Whether you just read Born To Run, are in the midst of a lingering injury, or want to improve your questionable running form; switching to minimalist or barefoot running shoes can be a great choice if done correctly. Here are recommendations to make it a painless and fun experience.
Don’t break the bank
Who wants to spend a ton of money on a pair of shoes your have not idea you’ll use or like?! The great part about these type of shoes is that a decent pair of barefoot or minimalists can be purchased for under $50 or even cheaper online. Don’t go big until you’re absolutely sure, and make sure your old pair of shoes aren’t completely worn out so you’ll have them while your transition.
Personally, I’ll try a few pairs on at the Sporting goods store, then go home and buy the pair I liked online for a fraction of the price. This will save you cash, and not make you feel as guilty if they end up not being your cup of tea.
Start VERY slow
When I say very, that is an understatement. Bottom line, the first few weeks wearing these shoes should just be around the house, walking, or doing everyday activities.
Do not go for your long run the first day you buy these shoes!
After a few weeks around the house, gradually work them in to your cross-training activities like Crossfit, biking, or weight lifting. This gives you the opportunity to slightly break them in.
After a week or two begin wearing them for one short run, every other day for one week. Add one or two miles per week until you are fully transitioned.
Back off (meaning reduce your mileage, or switch to your other shoes) if you feel ANY pain, or you are heading down a road to chronic injury.
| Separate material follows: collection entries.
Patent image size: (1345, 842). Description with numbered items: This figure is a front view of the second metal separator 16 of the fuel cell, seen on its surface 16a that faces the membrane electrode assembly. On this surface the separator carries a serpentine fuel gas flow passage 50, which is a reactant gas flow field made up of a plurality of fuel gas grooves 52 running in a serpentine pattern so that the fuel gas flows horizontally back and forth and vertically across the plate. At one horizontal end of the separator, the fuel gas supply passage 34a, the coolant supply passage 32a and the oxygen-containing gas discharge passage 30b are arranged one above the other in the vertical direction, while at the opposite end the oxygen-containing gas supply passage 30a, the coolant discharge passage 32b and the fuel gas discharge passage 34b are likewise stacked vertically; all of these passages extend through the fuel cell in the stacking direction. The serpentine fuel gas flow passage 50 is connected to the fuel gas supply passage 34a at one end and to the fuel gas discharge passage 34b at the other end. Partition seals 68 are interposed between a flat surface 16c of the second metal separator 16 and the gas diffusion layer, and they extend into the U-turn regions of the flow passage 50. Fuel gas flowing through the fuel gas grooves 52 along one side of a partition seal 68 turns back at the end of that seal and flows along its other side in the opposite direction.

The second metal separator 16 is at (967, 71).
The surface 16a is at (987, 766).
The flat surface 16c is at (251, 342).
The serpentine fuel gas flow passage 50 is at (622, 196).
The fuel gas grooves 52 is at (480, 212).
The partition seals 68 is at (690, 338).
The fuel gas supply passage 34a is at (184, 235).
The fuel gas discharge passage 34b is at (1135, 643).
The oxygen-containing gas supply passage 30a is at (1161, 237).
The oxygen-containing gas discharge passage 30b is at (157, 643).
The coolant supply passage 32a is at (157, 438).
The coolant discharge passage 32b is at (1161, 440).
Minimalist shoes are not to be messed with, they can blacken your toes and tear your Achilles and calves so bad you’ll be crawling back to your Asics after months of recoup time.
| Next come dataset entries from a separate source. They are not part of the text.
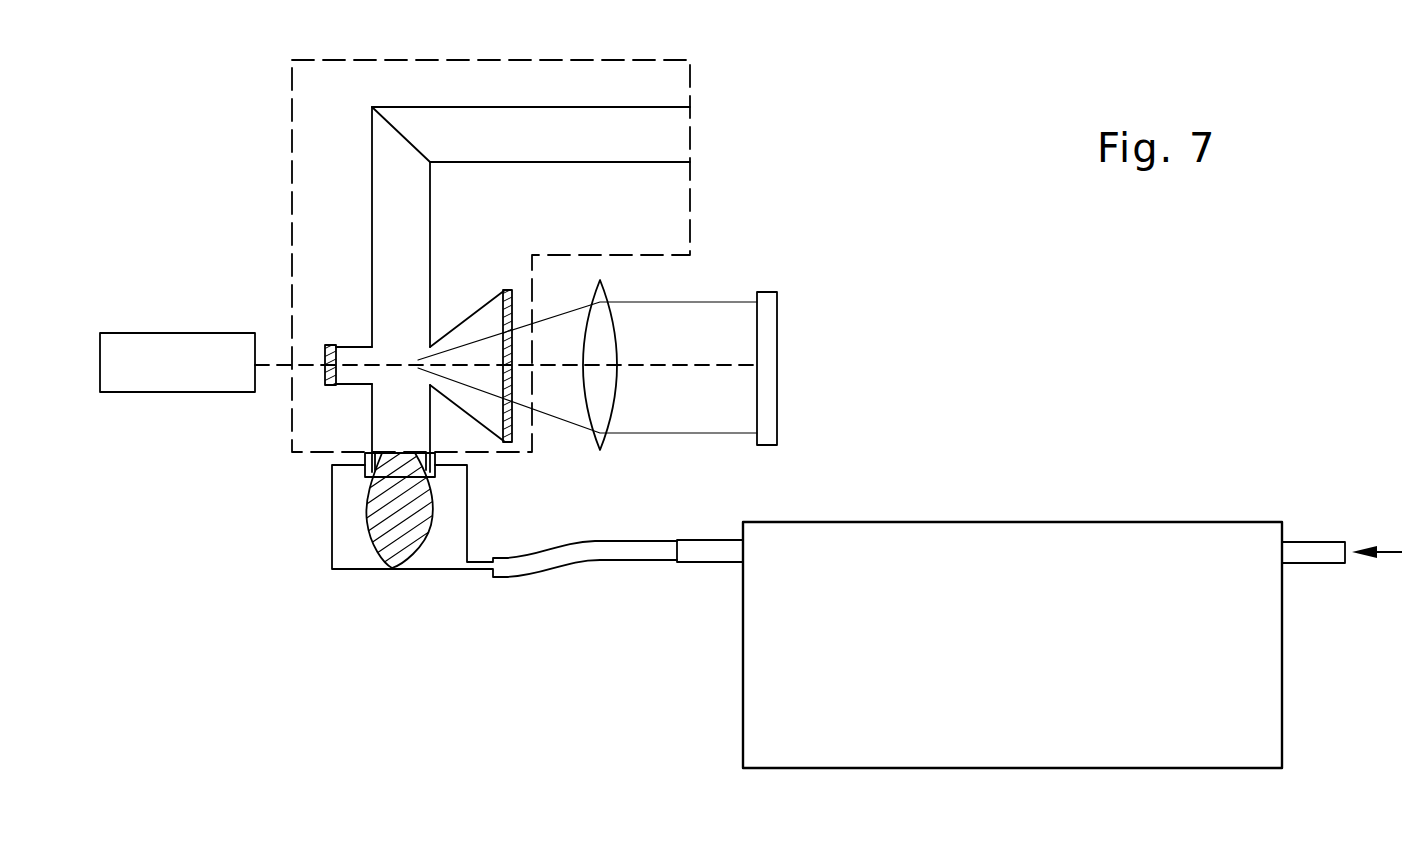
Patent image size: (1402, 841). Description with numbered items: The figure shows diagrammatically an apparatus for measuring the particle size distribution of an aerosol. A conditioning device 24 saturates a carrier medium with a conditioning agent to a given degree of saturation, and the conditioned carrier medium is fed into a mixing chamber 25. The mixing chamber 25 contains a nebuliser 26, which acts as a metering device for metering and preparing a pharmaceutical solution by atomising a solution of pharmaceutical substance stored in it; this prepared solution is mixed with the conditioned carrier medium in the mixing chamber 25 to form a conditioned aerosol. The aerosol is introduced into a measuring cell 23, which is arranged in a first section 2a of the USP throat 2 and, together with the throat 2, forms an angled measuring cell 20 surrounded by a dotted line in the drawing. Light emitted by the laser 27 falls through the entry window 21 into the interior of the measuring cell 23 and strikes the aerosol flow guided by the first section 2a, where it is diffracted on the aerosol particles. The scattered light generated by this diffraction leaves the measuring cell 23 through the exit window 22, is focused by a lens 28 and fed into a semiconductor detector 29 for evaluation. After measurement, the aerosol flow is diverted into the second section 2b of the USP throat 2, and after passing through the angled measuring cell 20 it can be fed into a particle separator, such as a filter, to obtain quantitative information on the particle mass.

The angled measuring cell 20 is at (258, 77).
The USP throat 2 is at (454, 178).
The first section of the USP throat 2a is at (405, 252).
The second section of the USP throat 2b is at (612, 135).
The entry window 21 is at (320, 343).
The exit window 22 is at (517, 423).
The measuring cell 23 is at (410, 382).
The conditioning device 24 is at (983, 655).
The mixing chamber 25 is at (343, 533).
The nebuliser 26 is at (400, 535).
The laser 27 is at (157, 355).
The lens 28 is at (602, 398).
The semiconductor detector 29 is at (767, 340).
Don’t be afraid to call it quits
Again, barefoot or minimalist shoes aren’t for everyone, and sometimes just don’t work out. Do not force the issue. If you’ve got 6 months with these shoes and you’re still walking like Frankenstein when you wake up in the morning, it’s time to throw in the towel. Running should be fun, not painful.
Enjoy the freedom!
If they do work out (Woohoo!) enjoy your newly strengthened calves, ankle ligaments and all around stellar running form. You will notice the spring in your step and enjoy running even more. Hopefully this guide set you on the right course toward your next wonderful run!